Weymouth New Testament
22:36 ‘Teacher, which is the greatest Commandment in the Law?’
World English Bible
22:36 ‘Teacher, which is the greatest commandment in the law?’
Young’s Literal Translation
22:36 ‘Teacher, which is the great command in the Law?’
† 細き聲 聖書研究ノート
Matt.22:36
διδάσκαλε, ποία ἐντολὴ μεγάλη ἐν τῶ νόμῳ;
「先生、律法の中で、どの戒めが最も重要でしょうか。」 聖書協会共同訳
<師よ、律法のうち孰の誡命が大なる διδάσκαλε, ποία ἐντολὴ μεγάλη ἐν τῶ νόμῳ;>
律法学者はイエスに「先生、律法の中で(すべてのいましめの中で マルコ12:28)、どのいましめがいちばん大切なのですか(どれが第一のものですか マルコ12:28)」と尋ねた。
<師よ、律法のうち孰の誡命が大なる διδάσκαλε, ποία ἐντολὴ μεγάλη ἐν τῶ νόμῳ;>
ラビたちの計算によると、律法には613の掟があり、そのうち248(人体の骨の数)は「しなければならない」という命令で、365(一年の日数)は「してはならない」という禁止とされた。そこで613の掟のうちどれがもっとも重要な掟かという議論があったという。
ルカは律法学者がイエスに「先生、何をしたら永遠の生命が受けられましょうか」と尋ねたのに対して、イエスは「律法にはなんと書いてあるか。あなたはどう読むか」と逆に質問されている。(ルカ10:25~28) 律法学者は「永遠の生命を受けるために、どのいましめがいちばん大切なのですか」と尋ねたのである。
† 心のデボーション
「『師よ、律法のうち孰の誡命が大なる』」 マタイ22:36 大正文語訳聖書
「先生、律法の中で、どの掟が最も重要でしょうか」 新共同訳聖書
「律法と永遠のいのち」
ラビたちの計算では律法には613の掟があり、そのうちどれが最も重要かという議論があった。そこでこの律法学者は「人が永遠の生命を受けるために、どのいましめがいちばん大切なのですか」と尋ねたのである。(ルカ10:25~28)613の掟のなかで、これを守れば「永遠の生命を受ける」という戒めはない。一つの律法を守る者は律法全体を守るのであり、律法全体を守るものは一つの律法を守るのである。律法は「一点一画でも決してすたれることはなく、その「最も小さいものの一つでも守る者は」天の御国に入り、「義なる者」とされ、永遠の生命を受け、「偉大な者」と呼ばれる(マタイ5:18~20)のである。
† 心のデボーション
「『師よ、律法のうち孰の誡命が大なる』」 マタイ22:36 大正文語訳聖書
「先生、律法の中で、どの掟が最も重要でしょうか」 新共同訳聖書
「一つの根源」
一方を選び他を捨てるために「いずれが大か」という問いに答えはない。すべては一つの根源に結びつくからである。意味は反対のものによっても定義されるのである。
† 細き聲 説教
「危険な問い」
「『師よ、律法のうち孰の誡命が大なる』」 マタイ22:36 大正文語訳聖書
「先生、律法の中で、どの掟が最も重要でしょうか」 新共同訳聖書
律法学者はイエスに「先生、律法の中で(すべてのいましめの中で マルコ12:28)、どのいましめがいちばん大切なのですか(どれが第一のものですか マルコ12:28)」と尋ねた。ルカは律法学者がイエスに「先生、何をしたら永遠の生命が受けられましょうか」と尋ねたのに対して、イエスは「律法にはなんと書いてあるか。あなたはどう読むか」と逆に質問されている。(ルカ10:25~28)律法学者は「永遠の生命を受けるために、どのいましめがいちばん大切なのですか」と尋ねたのである。

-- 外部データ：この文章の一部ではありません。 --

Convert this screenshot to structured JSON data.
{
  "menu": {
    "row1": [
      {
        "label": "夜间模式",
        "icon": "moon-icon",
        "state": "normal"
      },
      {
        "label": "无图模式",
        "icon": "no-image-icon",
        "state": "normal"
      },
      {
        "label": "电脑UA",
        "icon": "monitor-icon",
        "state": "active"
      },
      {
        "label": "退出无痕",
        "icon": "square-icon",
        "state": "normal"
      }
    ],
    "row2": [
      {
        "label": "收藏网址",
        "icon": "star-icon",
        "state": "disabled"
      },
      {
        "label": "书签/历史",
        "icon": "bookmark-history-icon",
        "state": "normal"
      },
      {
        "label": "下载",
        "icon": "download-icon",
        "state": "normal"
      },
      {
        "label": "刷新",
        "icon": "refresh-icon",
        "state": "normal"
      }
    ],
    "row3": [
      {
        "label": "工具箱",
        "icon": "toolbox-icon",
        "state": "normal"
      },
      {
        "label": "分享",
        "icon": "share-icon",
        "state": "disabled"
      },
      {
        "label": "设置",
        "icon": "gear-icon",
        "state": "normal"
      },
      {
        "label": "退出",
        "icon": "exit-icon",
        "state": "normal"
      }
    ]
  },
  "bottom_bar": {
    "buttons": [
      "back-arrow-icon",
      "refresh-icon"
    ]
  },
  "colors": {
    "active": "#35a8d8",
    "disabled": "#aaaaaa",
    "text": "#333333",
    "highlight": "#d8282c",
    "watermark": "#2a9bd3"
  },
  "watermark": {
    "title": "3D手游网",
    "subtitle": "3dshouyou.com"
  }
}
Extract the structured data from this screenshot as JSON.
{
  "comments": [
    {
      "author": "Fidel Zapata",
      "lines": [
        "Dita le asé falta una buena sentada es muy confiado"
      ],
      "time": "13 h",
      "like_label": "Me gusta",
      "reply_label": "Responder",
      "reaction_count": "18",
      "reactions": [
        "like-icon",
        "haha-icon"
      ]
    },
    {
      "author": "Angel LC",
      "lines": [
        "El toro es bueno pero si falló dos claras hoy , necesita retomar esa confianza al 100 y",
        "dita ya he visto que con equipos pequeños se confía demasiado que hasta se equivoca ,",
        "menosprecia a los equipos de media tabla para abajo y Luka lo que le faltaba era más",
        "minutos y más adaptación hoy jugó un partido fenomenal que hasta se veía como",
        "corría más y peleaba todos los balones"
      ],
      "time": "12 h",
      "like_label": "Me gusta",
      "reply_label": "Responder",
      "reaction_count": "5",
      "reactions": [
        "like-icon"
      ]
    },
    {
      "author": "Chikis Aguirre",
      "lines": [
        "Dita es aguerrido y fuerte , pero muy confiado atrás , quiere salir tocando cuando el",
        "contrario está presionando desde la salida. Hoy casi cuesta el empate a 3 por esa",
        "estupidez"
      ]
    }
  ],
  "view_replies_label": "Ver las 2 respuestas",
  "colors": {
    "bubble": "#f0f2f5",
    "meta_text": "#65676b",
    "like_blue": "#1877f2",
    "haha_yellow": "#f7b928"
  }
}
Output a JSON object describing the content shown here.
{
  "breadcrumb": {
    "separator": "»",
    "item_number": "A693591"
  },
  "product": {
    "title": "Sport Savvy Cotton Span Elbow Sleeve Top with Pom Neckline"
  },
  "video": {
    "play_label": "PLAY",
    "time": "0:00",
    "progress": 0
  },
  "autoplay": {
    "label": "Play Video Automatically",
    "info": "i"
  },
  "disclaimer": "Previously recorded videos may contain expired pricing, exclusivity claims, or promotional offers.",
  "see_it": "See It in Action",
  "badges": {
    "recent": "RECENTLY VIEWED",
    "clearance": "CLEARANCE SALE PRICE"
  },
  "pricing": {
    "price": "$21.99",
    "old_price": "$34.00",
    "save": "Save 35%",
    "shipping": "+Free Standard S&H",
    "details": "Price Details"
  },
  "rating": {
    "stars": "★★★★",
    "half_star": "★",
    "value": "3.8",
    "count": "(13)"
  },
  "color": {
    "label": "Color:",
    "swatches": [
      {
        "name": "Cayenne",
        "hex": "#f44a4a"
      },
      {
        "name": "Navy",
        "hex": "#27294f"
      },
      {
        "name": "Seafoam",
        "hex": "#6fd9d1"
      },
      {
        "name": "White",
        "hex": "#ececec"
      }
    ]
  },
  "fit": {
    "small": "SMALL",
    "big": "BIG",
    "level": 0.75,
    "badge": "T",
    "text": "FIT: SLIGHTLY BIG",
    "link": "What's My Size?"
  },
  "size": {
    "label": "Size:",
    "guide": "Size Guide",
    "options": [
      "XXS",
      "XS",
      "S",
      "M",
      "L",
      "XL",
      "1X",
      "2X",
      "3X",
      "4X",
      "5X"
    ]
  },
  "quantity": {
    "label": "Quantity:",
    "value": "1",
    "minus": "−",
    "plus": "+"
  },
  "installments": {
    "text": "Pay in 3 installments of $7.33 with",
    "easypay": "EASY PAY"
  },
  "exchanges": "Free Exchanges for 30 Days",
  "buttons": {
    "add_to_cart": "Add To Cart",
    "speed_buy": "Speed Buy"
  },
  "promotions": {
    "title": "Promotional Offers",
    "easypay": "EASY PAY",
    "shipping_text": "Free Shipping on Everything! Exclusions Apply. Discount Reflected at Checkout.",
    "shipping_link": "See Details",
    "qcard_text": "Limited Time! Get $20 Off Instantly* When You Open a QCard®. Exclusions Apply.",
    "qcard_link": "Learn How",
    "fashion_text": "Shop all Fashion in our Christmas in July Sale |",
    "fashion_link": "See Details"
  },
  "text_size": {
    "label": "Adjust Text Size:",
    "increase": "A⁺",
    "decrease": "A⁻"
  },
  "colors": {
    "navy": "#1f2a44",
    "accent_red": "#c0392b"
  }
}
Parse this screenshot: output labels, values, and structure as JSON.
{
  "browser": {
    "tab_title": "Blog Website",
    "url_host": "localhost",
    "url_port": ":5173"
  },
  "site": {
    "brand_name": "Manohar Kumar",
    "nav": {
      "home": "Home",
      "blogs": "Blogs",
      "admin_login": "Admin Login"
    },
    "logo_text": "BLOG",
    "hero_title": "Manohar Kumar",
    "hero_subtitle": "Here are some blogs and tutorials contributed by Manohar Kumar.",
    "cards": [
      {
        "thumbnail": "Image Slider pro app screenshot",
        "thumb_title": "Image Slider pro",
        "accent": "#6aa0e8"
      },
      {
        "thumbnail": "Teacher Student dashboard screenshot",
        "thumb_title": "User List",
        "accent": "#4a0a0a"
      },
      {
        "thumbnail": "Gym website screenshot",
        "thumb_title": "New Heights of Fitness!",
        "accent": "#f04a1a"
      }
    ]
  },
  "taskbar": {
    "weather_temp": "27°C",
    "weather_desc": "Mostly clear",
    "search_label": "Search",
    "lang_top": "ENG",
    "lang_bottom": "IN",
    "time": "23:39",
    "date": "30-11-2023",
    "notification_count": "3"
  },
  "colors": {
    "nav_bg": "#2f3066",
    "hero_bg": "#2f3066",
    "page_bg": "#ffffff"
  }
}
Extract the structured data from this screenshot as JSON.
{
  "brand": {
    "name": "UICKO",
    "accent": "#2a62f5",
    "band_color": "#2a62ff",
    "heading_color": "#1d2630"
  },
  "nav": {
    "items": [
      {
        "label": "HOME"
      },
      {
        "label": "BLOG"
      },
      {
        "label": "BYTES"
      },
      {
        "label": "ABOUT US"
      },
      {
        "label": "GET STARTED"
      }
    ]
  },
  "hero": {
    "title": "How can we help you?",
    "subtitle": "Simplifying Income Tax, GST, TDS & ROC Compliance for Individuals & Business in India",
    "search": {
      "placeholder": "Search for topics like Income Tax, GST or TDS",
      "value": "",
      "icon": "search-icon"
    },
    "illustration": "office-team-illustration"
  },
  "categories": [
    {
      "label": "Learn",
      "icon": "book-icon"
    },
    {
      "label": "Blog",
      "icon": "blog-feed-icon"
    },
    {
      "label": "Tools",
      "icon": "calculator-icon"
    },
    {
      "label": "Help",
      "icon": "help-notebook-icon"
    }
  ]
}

すべての信仰の問いにおいて大切なことは、使われることばの定義である。律法学者は「永遠の生命を受けるために」とイエスに問うが、律法学者の理解する「永遠の生命」がどのようなものであったかを明らかにしなけばならないのは当然である。律法学者が信じる「神の国」は、あくまでもローマ帝国の支配からイスラエルを解放する「神の国」であり、その解放者こそが「来るべきメシア」である。律法学者が信じる「永遠の生命」は彼らの神学の文脈のなかでの「永遠の生命」であることはいうまでもない。
律法学者は「先生、律法の中で、どの掟が最も重要でしょうか」という問いへの答えは、すでに持っていたのある。そして、彼らには、イエスがどう答えられるも予想できていたのである。あえて、イエスにこの問いが向けられたのは、信仰からの問いではなく、イエスの答えから、イエスが彼らの期待する「メシア」ではないこと立証し、イエスを退けるためであった。求める気持ちもなく、いたずらに、信仰の問いを扱うのは、魂を損なう危険な行為である。